Acute oxygen therapy: a cross-sectional study of prescribing practices at an English Hospital immediately before COVID-19 pandemic

Link to article at PubMed

Expert Rev Respir Med. 2020 Sep 18. doi: 10.1080/17476348.2021.1826316. Online ahead of print.


BACKGROUND: Approximately 14% of UK hospital in-patients receive supplemental oxygen therapy, but only 57% have valid prescriptions. Oxygen must be optimally prescribed to ensure maximal therapeutic response whilst minimising adverse outcomes (including fatality). This study investigates prescription compliance.

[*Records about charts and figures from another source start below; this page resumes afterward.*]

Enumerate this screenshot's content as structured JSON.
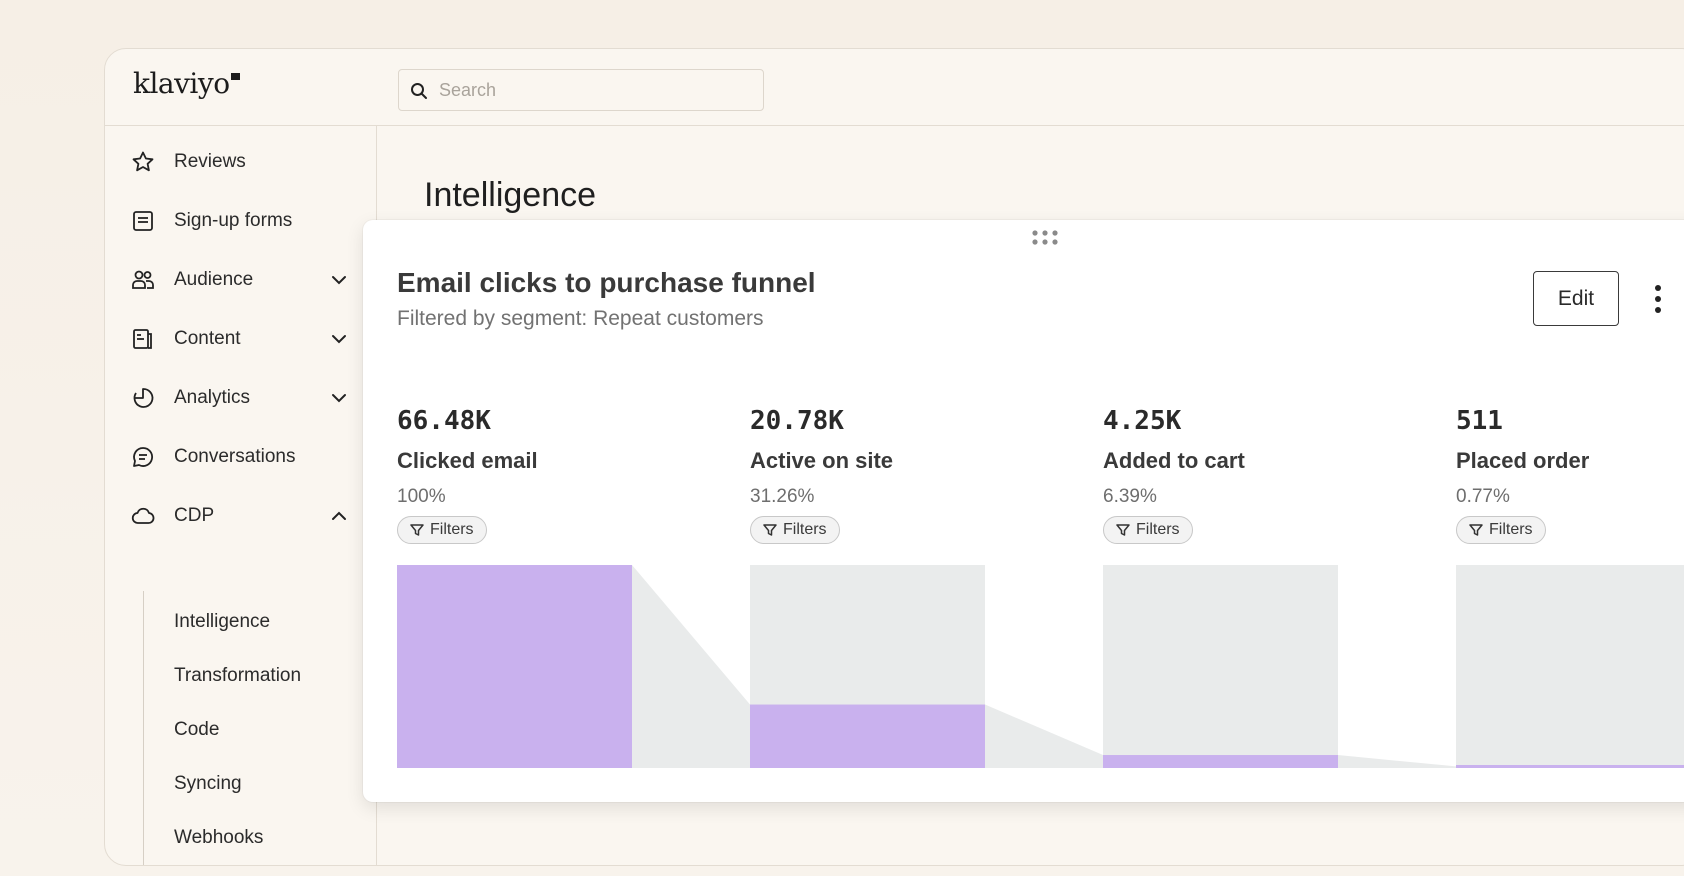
{
  "brand": {
    "name": "klaviyo"
  },
  "search": {
    "placeholder": "Search"
  },
  "sidebar": {
    "items": [
      {
        "label": "Reviews",
        "icon": "star-icon"
      },
      {
        "label": "Sign-up forms",
        "icon": "form-icon"
      },
      {
        "label": "Audience",
        "icon": "people-icon",
        "expandable": true
      },
      {
        "label": "Content",
        "icon": "content-icon",
        "expandable": true
      },
      {
        "label": "Analytics",
        "icon": "analytics-icon",
        "expandable": true
      },
      {
        "label": "Conversations",
        "icon": "chat-icon"
      },
      {
        "label": "CDP",
        "icon": "cloud-icon",
        "expandable": true,
        "expanded": true
      }
    ],
    "cdp_subitems": [
      "Intelligence",
      "Transformation",
      "Code",
      "Syncing",
      "Webhooks"
    ]
  },
  "page": {
    "title": "Intelligence"
  },
  "card": {
    "title": "Email clicks to purchase funnel",
    "subtitle": "Filtered by segment: Repeat customers",
    "edit_label": "Edit",
    "filter_label": "Filters"
  },
  "chart_data": {
    "type": "bar",
    "categories": [
      "Clicked email",
      "Active on site",
      "Added to cart",
      "Placed order"
    ],
    "counts": [
      "66.48K",
      "20.78K",
      "4.25K",
      "511"
    ],
    "values": [
      66480,
      20780,
      4250,
      511
    ],
    "percentages": [
      "100%",
      "31.26%",
      "6.39%",
      "0.77%"
    ],
    "percent_values": [
      100,
      31.26,
      6.39,
      0.77
    ],
    "ylim": [
      0,
      100
    ],
    "colors": {
      "filled": "#c9b1ee",
      "track": "#e9ebeb",
      "connector": "#e9ebeb"
    }
  }
}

METHODS: All adults admitted to medical wards (18th February - 3rd March 2020) were included. Analyses present proportions, descriptive statistics and hypothesis testing. Ethical approval was not required for this audit.

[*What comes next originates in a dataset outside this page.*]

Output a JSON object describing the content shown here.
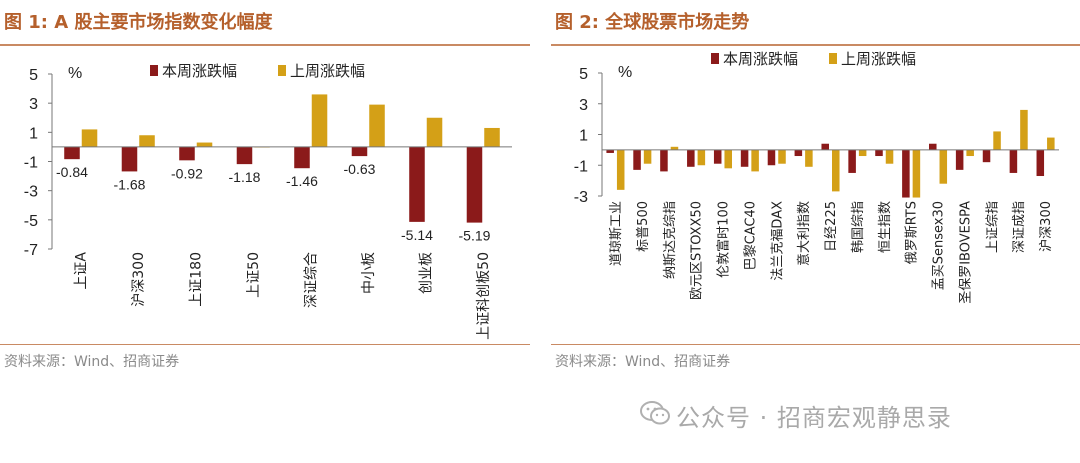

RESULTS: Of the 636 patients admitted, 66 (10%) were receiving oxygen therapy. Ages ranged from 34-100 years with 36 (54.5%) males and 30 (45.5%) females. The prescription was not documented in the oxygen section of the drug chart (n=37, 56.1%, p=0.389), nor did it have the physicians signature (n=40, 60.6%, p=0.110) nor date (n=46, 69.7%, p=0.002). Thirteen chronic obstructive pulmonary disease (COPD) patients (19.7%) were at risk of hypercapnic failure (p=1.582x10-6). Target oxygen saturation (SpO2) range had been documented for 30 (45.5%) patients. A target SpO2 range of 88-92% was documented for 9 patients (13.6%), a 94-98% range documented for 11 patients (16.7%). All patients had an invalid prescription.

CONCLUSION: We present real-world practice in naturalistic settings, immediately before pandemic-lockdown. Enhanced compliance is advocated to reduce risks of harm and mortality.